Kellogg, General Mills Look to Cereal to Attract Health-Conscious Adults

by Dale Buss



Bowl by bowl, traditional ready-to-eat cereal is getting more nutritious and edging its way back into the healthful perimeter that more Americans are putting around their diets. Kellogg and General Mills, the industry giants, are making that a priority for their brands.
Kellogg, for example, plans to introduce new products infused with more nutrients to help bring back better-educated, higher-income adults to the traditional breakfast that so many of them enjoyed as kids. The new offerings include Raisin Bran with omega-3s and a multigrain version of Special K that will debut later this month in North America. Lately, Kellogg also has been promoting the simple goodness of some of its classic cereals because of their grain content.
CEO John Bryant told analysts that kids and lower-income adults are still spooning up plenty of cereal, according to the Associated Press, but higher-income adults have been cutting back. "I don't think they're really that price-sensitive," he said. "The real issue there is innovation."

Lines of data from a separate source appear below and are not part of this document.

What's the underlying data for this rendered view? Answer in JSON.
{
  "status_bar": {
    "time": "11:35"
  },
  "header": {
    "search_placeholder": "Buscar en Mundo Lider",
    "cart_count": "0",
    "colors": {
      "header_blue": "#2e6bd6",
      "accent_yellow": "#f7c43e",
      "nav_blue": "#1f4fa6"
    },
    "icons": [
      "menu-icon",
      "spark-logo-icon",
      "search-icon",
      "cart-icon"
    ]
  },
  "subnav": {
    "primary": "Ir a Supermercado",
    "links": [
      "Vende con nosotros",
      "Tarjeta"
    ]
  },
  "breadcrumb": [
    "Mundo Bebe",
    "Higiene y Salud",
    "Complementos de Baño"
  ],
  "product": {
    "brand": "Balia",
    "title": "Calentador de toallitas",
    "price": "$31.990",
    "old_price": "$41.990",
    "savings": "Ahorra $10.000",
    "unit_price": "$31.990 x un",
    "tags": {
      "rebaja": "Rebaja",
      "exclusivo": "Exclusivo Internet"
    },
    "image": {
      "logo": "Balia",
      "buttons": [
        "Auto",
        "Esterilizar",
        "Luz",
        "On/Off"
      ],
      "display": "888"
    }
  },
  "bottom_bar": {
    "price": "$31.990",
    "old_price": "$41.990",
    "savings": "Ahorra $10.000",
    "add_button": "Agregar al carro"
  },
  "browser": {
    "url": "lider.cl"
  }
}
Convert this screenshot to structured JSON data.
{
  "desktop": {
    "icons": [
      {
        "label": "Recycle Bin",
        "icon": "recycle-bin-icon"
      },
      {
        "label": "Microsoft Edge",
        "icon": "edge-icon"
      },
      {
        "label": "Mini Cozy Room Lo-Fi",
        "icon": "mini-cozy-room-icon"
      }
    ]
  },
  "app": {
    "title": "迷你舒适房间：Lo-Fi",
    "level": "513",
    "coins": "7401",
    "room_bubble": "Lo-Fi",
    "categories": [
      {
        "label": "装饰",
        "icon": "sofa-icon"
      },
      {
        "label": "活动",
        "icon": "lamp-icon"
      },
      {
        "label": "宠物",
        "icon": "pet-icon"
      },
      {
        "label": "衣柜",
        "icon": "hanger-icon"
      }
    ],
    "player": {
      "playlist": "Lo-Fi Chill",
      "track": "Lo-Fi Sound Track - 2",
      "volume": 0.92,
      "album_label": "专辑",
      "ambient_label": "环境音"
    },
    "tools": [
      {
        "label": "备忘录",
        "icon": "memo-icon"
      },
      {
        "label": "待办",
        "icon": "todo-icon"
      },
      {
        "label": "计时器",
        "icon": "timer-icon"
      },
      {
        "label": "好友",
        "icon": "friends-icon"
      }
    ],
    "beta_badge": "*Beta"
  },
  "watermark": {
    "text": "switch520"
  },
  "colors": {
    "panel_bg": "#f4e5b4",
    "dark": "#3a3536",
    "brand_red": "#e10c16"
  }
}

Bryant sees potential to extend other Kellogg brands in large part because of the success his company has had in stretching the Special K brand way beyond the cereal box to bars, shakes, crackers, chips, flatbread-breakfast sandwiches and even a weight-management system. At the same time, Kellogg will be gambling that the addition of extra "functional" nutrients such as omega-3s will appeal to aging boomers who haven't been lured back to the breakfast foods of their childhood by the fact that they're nearly all made from whole grains now.
That isn't to shortchange the contributions whole grains have made to cereal nutrition. General Mills just said, in its annual corporate-responsibility report, that thanks largely to whole grains, 68 percent of its US retail sales volume last fiscal year came from nutritionally improved products, a 4 percent gain over fiscal 2011 and a huge leap from just 16 percent of the company's products when tracking began in 2005. Every Big G cereal now contains at least 10 grams per serving, up from at least 9 grams the year before.

General Mills also has been falling in line with the push by nutritionists and government agencies to reduce sodium content in its foods, making progress toward its goal stated in 2008 of trimming sodium by 20 percent on average in its top 10 product categories by 2015.
"We are on track to meet this ambitious, industry-leading sodium-reduction effort," the company said in its report, according to Food Business News. "This effort affects a significant portion of our portfolio—products from snacks to soups to side dishes." General Mills also noted major progress on its pledge to cut sugar content on cereals marketed to children.
True, the two breakfast giants also are competing on a new platform that they have co-created: dairy-based beverages that include extra nutrition, Breakfast To Go by Kellogg and BFast by General Mills. But with the nutritional improvement of its cereals, the two companies are keeping competition going in their traditional product arena as well.